MiMo-V2-Flash is a MoE language model with 309B total parameters and 15B active parameters. Designed for high-speed reasoning and agentic workflows, it utilizes a novel hybrid attention architecture and Multi-Token Prediction (MTP) to achieve state-of-the-art performance while significantly reducing inference costs.

Installing vLLM¶

NVIDIA¶

uv venv
source .venv/bin/activate
uv pip install vllm --torch-backend auto

AMD¶

Note: The vLLM wheel for ROCm requires Python 3.12, ROCm 7.0, and glibc >= 2.35. If your environment does not meet these requirements, please use the Docker-based setup as described in the documentation. Supported GPUs: MI300X, MI325X, MI355X

uv venv
source .venv/bin/activate
uv pip install vllm --extra-index-url https://wheels.vllm.ai/rocm/

Running MiMo-V2-Flash¶

run TP like this:

NVIDIA¶

vllm serve XiaomiMiMo/MiMo-V2-Flash \
    --host 0.0.0.0 \
    --port 9001 \
    --seed 1024 \
    --served-model-name mimo_v2_flash \
    --tensor-parallel-size 4 \
    --trust-remote-code \
    --gpu-memory-utilization 0.9 \
    --generation-config vllm

AMD¶

export VLLM_ROCM_USE_AITER=0
vllm serve XiaomiMiMo/MiMo-V2-Flash \
    --served-model-name mimo_v2_flash \
    --tensor-parallel-size 4 \
    --trust-remote-code \
    --gpu-memory-utilization 0.9 \
    --generation-config vllm

run Tool Call like this:

vllm serve XiaomiMiMo/MiMo-V2-Flash \
    --host 0.0.0.0 \
    --port 9001 \
    --seed 1024 \
    --served-model-name mimo_v2_flash \
    --tensor-parallel-size 4 \
    --trust-remote-code \
    --gpu-memory-utilization 0.9 \
    --tool-call-parser qwen3_xml \
    --reasoning-parser qwen3 \
    --generation-config vllm

run DP/TP/EP like this:

vllm serve XiaomiMiMo/MiMo-V2-Flash \
    --host 0.0.0.0 \
    --port 9001 \
    --seed 1024 \
    --served-model-name mimo_v2_flash \
    --data-parallel-size 2 \
    --tensor-parallel-size 4 \
    --enable-expert-parallel \
    --trust-remote-code \
    --gpu-memory-utilization 0.9 \
    --generation-config vllm

You can set --max-model-len to preserve memory. --max-model-len=65536 is usually good for most scenarios and max is 128k.
You can set --max-num-batched-tokens to balance throughput and latency, higher means higher throughput but higher latency. --max-num-batched-tokens=32768 is usually good for prompt-heavy workloads.
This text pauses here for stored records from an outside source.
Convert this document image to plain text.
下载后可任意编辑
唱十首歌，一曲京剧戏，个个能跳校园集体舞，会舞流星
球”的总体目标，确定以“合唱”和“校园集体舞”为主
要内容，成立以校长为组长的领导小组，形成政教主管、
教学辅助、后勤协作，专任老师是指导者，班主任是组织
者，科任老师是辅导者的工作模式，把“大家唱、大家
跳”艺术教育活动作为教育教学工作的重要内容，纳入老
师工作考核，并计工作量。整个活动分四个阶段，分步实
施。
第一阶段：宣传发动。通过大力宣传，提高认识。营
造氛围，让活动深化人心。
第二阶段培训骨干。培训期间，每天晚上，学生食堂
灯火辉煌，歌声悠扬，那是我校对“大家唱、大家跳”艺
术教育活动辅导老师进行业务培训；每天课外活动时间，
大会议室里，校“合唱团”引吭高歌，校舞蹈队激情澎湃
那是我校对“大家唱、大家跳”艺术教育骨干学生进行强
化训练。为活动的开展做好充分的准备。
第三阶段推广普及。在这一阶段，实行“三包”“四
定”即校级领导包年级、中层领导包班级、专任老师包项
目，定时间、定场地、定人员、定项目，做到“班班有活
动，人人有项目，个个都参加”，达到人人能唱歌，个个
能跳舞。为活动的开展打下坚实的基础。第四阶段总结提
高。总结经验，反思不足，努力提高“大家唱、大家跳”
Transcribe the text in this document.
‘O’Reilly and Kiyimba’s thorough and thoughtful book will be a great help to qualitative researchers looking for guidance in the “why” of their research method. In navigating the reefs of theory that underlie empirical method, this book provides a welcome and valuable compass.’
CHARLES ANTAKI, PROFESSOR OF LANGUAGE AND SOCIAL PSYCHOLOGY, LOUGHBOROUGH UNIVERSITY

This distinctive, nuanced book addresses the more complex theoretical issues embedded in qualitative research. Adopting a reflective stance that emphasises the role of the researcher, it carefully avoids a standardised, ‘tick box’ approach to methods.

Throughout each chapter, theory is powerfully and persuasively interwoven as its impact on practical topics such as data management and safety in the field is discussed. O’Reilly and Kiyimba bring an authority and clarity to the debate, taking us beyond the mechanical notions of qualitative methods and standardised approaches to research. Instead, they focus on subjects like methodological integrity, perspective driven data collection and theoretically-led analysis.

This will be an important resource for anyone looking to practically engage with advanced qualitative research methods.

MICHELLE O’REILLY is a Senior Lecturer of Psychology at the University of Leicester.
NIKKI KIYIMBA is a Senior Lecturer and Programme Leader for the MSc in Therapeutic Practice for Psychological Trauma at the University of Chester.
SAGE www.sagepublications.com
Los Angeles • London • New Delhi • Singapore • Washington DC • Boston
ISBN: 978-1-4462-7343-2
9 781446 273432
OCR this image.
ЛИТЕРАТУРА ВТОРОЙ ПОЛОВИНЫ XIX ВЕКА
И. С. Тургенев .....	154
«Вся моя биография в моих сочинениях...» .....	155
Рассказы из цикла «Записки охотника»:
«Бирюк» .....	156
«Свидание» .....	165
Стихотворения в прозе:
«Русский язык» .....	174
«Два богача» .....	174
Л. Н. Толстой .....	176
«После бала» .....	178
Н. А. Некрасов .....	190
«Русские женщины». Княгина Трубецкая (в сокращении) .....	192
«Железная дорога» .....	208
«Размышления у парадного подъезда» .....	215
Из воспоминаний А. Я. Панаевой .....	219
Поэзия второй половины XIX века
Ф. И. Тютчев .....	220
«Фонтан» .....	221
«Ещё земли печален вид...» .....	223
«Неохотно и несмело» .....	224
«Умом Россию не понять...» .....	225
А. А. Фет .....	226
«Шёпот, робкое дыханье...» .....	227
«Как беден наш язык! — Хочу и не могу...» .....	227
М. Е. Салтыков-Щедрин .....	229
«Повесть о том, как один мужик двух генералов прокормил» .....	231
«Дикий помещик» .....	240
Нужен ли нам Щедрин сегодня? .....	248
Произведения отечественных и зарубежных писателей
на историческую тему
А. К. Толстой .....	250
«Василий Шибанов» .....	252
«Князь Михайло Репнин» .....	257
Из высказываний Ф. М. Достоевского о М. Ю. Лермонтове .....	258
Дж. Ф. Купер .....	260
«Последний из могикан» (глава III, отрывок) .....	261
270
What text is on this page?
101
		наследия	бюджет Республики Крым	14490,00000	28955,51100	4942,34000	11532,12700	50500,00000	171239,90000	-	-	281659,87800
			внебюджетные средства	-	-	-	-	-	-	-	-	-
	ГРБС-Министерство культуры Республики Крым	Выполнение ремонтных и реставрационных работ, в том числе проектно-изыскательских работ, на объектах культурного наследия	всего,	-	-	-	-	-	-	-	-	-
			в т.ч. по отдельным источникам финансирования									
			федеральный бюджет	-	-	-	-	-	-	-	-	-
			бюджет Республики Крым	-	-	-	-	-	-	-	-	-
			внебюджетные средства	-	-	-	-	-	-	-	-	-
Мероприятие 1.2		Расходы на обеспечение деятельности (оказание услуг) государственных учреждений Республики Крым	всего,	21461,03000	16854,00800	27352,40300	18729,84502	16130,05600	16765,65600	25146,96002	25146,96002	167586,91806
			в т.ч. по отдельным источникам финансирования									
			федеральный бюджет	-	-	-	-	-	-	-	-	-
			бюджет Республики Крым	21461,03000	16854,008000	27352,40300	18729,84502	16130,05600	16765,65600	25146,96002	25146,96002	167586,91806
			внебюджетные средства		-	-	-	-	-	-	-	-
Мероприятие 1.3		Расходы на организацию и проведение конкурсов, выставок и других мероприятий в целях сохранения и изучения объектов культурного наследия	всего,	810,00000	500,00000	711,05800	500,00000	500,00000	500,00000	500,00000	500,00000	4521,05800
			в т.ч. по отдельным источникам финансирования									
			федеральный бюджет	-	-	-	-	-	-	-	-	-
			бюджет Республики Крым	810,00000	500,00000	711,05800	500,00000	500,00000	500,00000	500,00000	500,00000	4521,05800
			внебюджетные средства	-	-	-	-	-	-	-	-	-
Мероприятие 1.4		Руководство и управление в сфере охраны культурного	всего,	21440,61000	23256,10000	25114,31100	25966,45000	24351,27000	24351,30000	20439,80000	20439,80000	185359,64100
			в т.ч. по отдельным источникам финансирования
But you can reduce it to 16k and 8k to reduce activation memory usage and decrease latency.
vLLM conservatively uses 90% of GPU memory, you can set --gpu-memory-utilization=0.95 to maximize KVCache.
Make sure to follow the command-line instructions to ensure the tool-calling functionality is properly enabled.

curl Example¶

You can run the following curl command:

curl -X POST http://localhost:9001/v1/chat/completions \
    -H "Content-Type: application/json" \
    -d '{
        "model": "mimo_v2_flash",
        "messages": [
            {
                "role": "user",
                "content": "Hello MiMo!"
            }
        ],
        "chat_template_kwargs": {
            "enable_thinking": true
        }
    }'

Set "enable_thinking": false or remove the chat_template_kwargs section to disable thinking mode.

Benchmarking¶

For benchmarking, disable prefix caching by adding --no-enable-prefix-caching to the server command.

Benchmark¶

# Prompt-heavy benchmark (8k/1k)
vllm bench serve \
  --model XiaomiMiMo/MiMo-V2-Flash \
  --dataset-name random \
  --random-input-len 8000 \
  --random-output-len 1000 \
  --request-rate 3 \
  --num-prompts 1800 \
  --ignore-eos

Benchmark Configurations¶

Test different workloads by adjusting input/output lengths:

Prompt-heavy: 8000 input / 1000 output
Decode-heavy: 1000 input / 8000 output
Balanced: 1000 input / 1000 output

Expected Output¶

It currently just runs, and many features—such as MTP—have not yet been added, so performance testing will be conducted later.

Accuracy¶

GSM8K¶

Script

lm_eval \
    --model local-chat-completions \
    --tasks gsm8k \
    --num_fewshot 5 \
    --apply_chat_template \
    --model_args model=mimo_v2_flash,base_url=http://0.0.0.0:9001/v1/chat/completions,num_concurrent=100,max_retries=20,tokenized_requests=False,tokenizer_backend=none,max_gen_toks=256

Result

|Tasks|Version|     Filter     |n-shot|  Metric   |   |Value |   |Stderr|
|-----|------:|----------------|-----:|-----------|---|-----:|---|-----:|
|gsm8k|      3|flexible-extract|     5|exact_match|↑  |0.9128|±  |0.0078|
|     |       |strict-match    |     5|exact_match|↑  |0.9075|±  |0.0080|

TODO¶

[ ] Supports MTP.
[ ] Provide stress test performance data.